Grabango released some stats this week about how customers have been using its cashierless checkout, including demographics, geographic reach and repeat usage.
Anytime a company releases stats about itself, the numbers should obviously be taken with a grain of salt. After all, Grabango isn’t going to share information that would make the company look bad. However, the entire cashierless checkout space is new, so any data helps us better understand how consumers are reacting to this nascent technology.
Grabango’s dataset is also limited. It’s taken from one GetGo market in Pittsburgh, PA, and only since September 2020 when Grabango launched there.
With all those caveats in mind, let’s take a look at what Grabango found:
- Initial demographics show acceptance Grabango’s tech across a wide range of age groups. Grabango said 58 percent of users were age 45 or older.
- People using Grabango also held a wide range of occupations, including “healthcare workers, students, construction workers, retirees, and delivery drivers.”
- The majority of Grabango users lived within 10 miles of the GetGo location.
- More than 80 percent of visits are repeat visits, and 45 percent of those are a tenth visit or more.
- Grabango shoppers spend 1.3 seconds checking out during peak hours, which is 97 percent less time than a shopper not using the app.
- Refund requests are less than 0.03 percent of total dollar volume, indicating high revenue accuracy.
Again, there are gaps in the data, such as how many people are actually using the app, the percentage of total shoppers at the store using the app, basket size, etc. But seeing the wide range of age adoption and repeat usage should be encouraging to other startups in the cashierless checkout space.
It’s also worth noting the speed of checkout for Grabango’s app users. This correlates with data released today from Zippin about its cashierless checkout deployment in Japan at the Green Leaves Plus store. Zippin found that shoppers there spent an average of just 113 second inside the store.
Total time spent shopping is actually an important metric for cashierless checkout companies and retailers looking to adopt that technology. Not only does it mean increased convenience for consumers (walk in, grab what you want, and leave), but an increased transaction speed means there are fewer people inside the store at a given time. With the pandemic still an issue across the globe, it’s better to not have a lot of people standing in checkout lines or packed together in the aisles.

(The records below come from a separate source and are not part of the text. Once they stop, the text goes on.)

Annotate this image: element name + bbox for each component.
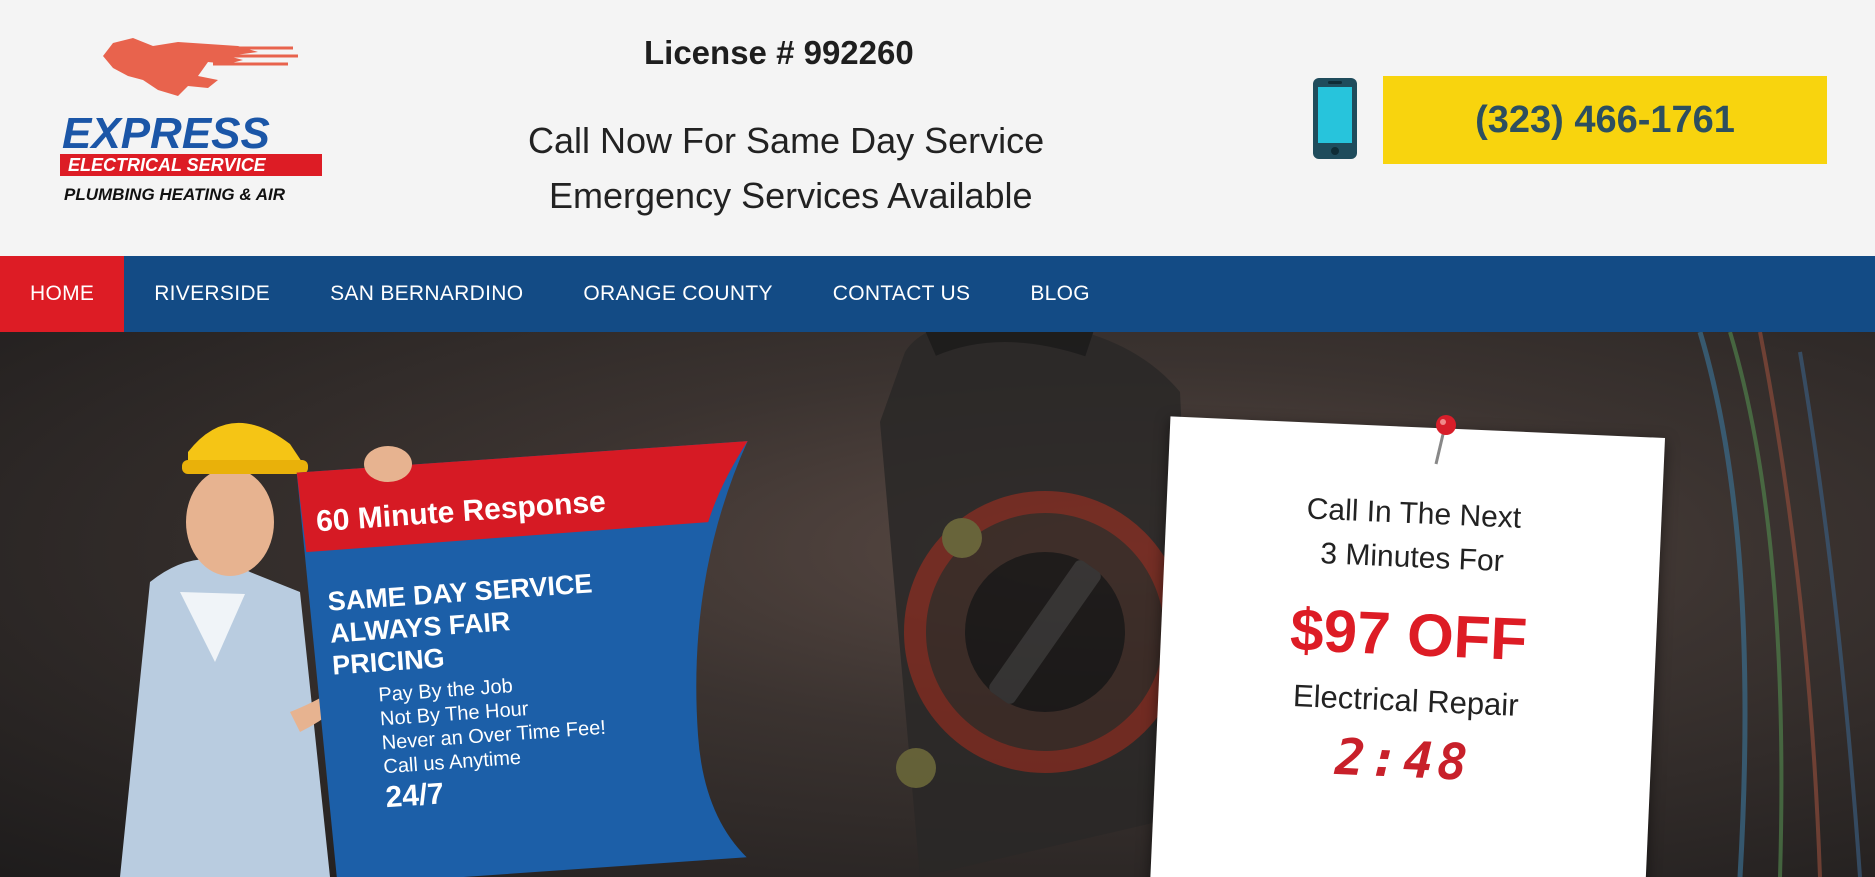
- mobile-phone-icon: [1313, 78, 1357, 159]
- eagle-icon: [103, 38, 298, 96]
- call-phone-button[interactable]: (323) 466-1761: [1383, 76, 1827, 164]
- clamp-meter-image: [880, 332, 1200, 877]
- nav-home[interactable]: HOME: [0, 256, 125, 332]
- license-number: License # 992260: [644, 34, 914, 71]
- express-logo[interactable]: EXPRESS ELECTRICAL SERVICE PLUMBING HEAT…: [58, 38, 324, 208]
- logo-line1: EXPRESS: [62, 109, 270, 158]
- tagline-emergency: Emergency Services Available: [549, 175, 1033, 216]
- pushpin-icon: [1434, 415, 1456, 465]
- countdown-timer: 2:48: [1333, 727, 1473, 792]
- nav-contact-us[interactable]: CONTACT US: [803, 256, 1001, 332]
- coupon-offer: $97 OFF: [1288, 595, 1529, 674]
- sign-board: 60 Minute Response SAME DAY SERVICE ALWA…: [296, 441, 748, 877]
- logo-line2: ELECTRICAL SERVICE: [68, 155, 267, 175]
- main-nav: HOME RIVERSIDE SAN BERNARDINO ORANGE COU…: [0, 256, 1875, 332]
- coupon-service: Electrical Repair: [1292, 678, 1520, 723]
- nav-san-bernardino[interactable]: SAN BERNARDINO: [300, 256, 553, 332]
- nav-blog[interactable]: BLOG: [1000, 256, 1120, 332]
- hero-banner: 60 Minute Response SAME DAY SERVICE ALWA…: [0, 332, 1875, 877]
- sign-line8: 24/7: [384, 777, 445, 814]
- hand-image: [364, 446, 412, 482]
- wires-image: [1697, 332, 1862, 877]
- site-header: EXPRESS ELECTRICAL SERVICE PLUMBING HEAT…: [0, 0, 1875, 256]
- nav-orange-county[interactable]: ORANGE COUNTY: [553, 256, 802, 332]
- discount-coupon[interactable]: Call In The Next 3 Minutes For $97 OFF E…: [1149, 416, 1666, 877]
- nav-riverside[interactable]: RIVERSIDE: [124, 256, 300, 332]
- tagline-same-day: Call Now For Same Day Service: [528, 120, 1045, 161]
- logo-line3: PLUMBING HEATING & AIR: [64, 185, 286, 204]
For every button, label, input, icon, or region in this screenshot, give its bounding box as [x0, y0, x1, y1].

Cashierless checkout is certainly gaining traction in the early months of 2021. In addition to the stats and news from Grabango and Zippin, IMAGR has launched at three locations across Japan, Berlin-based Nomitri came out of stealth mode, and Kroger started piloting Caper’s smart shopping carts.
We’re going to see a lot more cashierless checkout deployments in the coming months, and more data about if and how shoppers are using it.